ELFQUESTS are descending on our heads so fast now, it's a bit like having a bookshelf fall over! The effect is a bit disconcerting... Before, we had a steady storyline, developing gradually, shaped by one set of hands and two very closely related brains. Now the issues are dodging between story and story, and shaped by a much larger collection of hands, even if still guided by the same double-brain. If this was 200 years' time it would look a bit like a tradition! Well, it's "from the studio of," a fine old tradition in itself. A few hundred years hence these pages will be hanging in galleries with goateed experts with little eyeglasses arguing. Is it a real Pini. Or Studio of Pini. Or School of Pini. And how is this going to affect the value at auction?
I decided that I was only going to follow the ones where the art was what would have caught my eye from any comic author. This is the kind of decision your eyes and viscera make for you without having to think about it much. On the other hand, I have met some new artists who perhaps I wouldn't have picked up otherwise, doing sections of Wendy's story with verve and panache. I'm getting to like the Pini/Blair partnership. There's some action frames in NEW BLOOD #12 where I can't quite work out what's happening, and then ping! it suddenly drops in focus. Brilliant.
Art!
Byrne and Dechnik in HIDDEN YEARS #9 1/2. When the subdued colors and broken lines work right, they work just perfectly. But when the color falls even just a tiny bit out of register, which happens rather a lot in HY #9 1/2, they go perfectly mushy. I'm glad you chose this issue to put the pencils/inks pages in the back, because I was sitting, wondering, would this style work in line only? And it does, but only just. It's a bit hard to make out what's going on at times - not because of the way the pix are laid out, but because of the confusion of line and color on top.
Or is it just the vibrations from the thumping?

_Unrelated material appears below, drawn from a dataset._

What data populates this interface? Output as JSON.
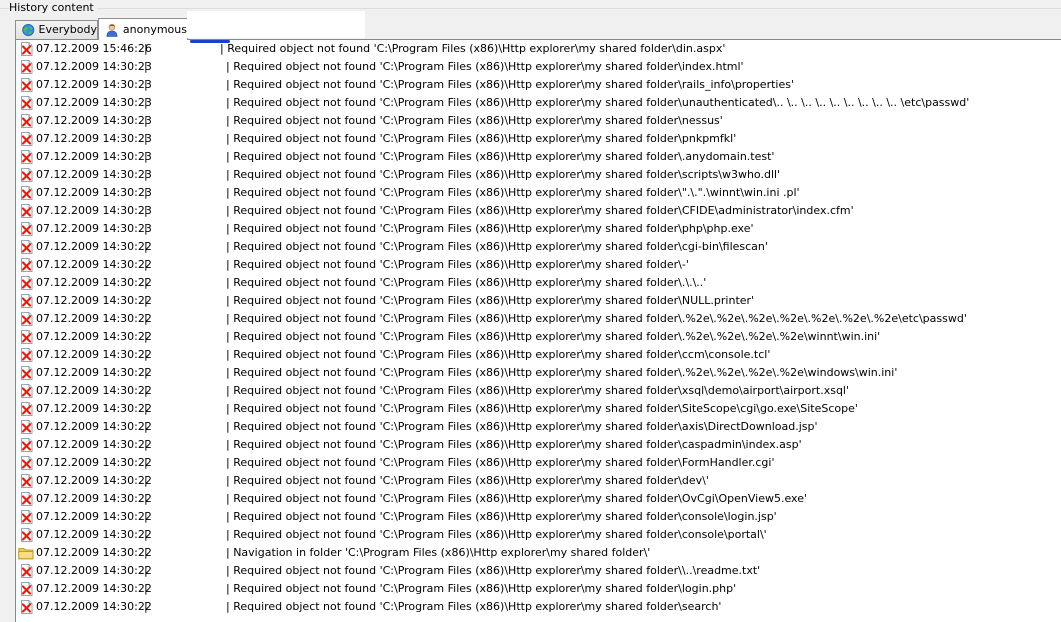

(Years of research have revealed to me that when heroes throw rocks, they are usually trying to break someone's head, inconvenience a pursuer, knock down a gate, etc. But giants also throw rocks just for fun, or to see how far they can throw, because they're in a mean mood, or just because they think someone needs a rock thrown at him.
This makes Cutter a four-foot giant! Why does Rayek look so surprised? Doesn't he know by now that Cutter has a butch chest and a short-tempered Dad? Or is this just Rayek not paying enough attention again, again?)
When Cutter shouts at Rayek "What? You're crazy! I always knew it!" I thought that he had caught on, and was simply taking further advantage of Rayek's generous offer. I know Rayek has always been drawn as a man with tunnel vision, but I wouldn't even have the mental room to assume, after he's had his face tanned, his ribs cracked, and heard Cutter's side of the story, that he could possibly mean 'Till I've thumped you some more' and it didn't occur to me that it would take so long to get through to Cutter. You sit on the side and watch and maybe have to think about it two or three times before you gather into one place the full extent of Cutter's accumulated rage against Rayek. But I plead in mitigation that the authors warned us about Rayek's changing attitude earlier in the story, but they probably didn't warn Cutter and Leetah, so how should they know? So now I ponder: How would it have worked if you hadn't warned us? And we had to work things out at the same as Leetah and Cutter? Just a thought.
There's a lot of passion in that thumping, a lot of love as well as fury, and since not all the love can be Rayek's, and Cutter hasn't found his yet, I guess a lot of it must be yours.
When Cutter says "You made me human!" it's the innocent animal in him which has been wrenched into time. It makes me think of Peter Beagle's THE LAST UNICORN. At first I thought, "What, only 500 years? And he knows exactly where to wait for her? Piece of cake!" But then I thought: He knows it'll be hundreds of years, minimum, and he knows that he has only that one time to wait for, and that all the time between is an empty waste with nothing even to search for, and it's his kids too, and it makes him feel like a human. Not only a human, but a tree-notching human. That could make a very long 500 years.
(I read a newspaper report a few months ago about a naturalist, Elizabeth Marshall Thomas, who followed and observed her dogs as a tribe/family. Seems the book, THE HIDDEN LIFE OF DOGS, has become a best-seller in the states, so you may know it. This was the bit that stuck in my mind: "in the late afternoon sun we sat in the dust or lay on our chests... calmly, feeling the moment, the calmness, the warm quiet light of the sun - each of us happy enough with the others... each of us quiet and serene. Never have I felt as far removed from what seemed familiar as I felt with these dogs... Primates feel pure, flat immobility as boredom, but dogs feel it as peace.")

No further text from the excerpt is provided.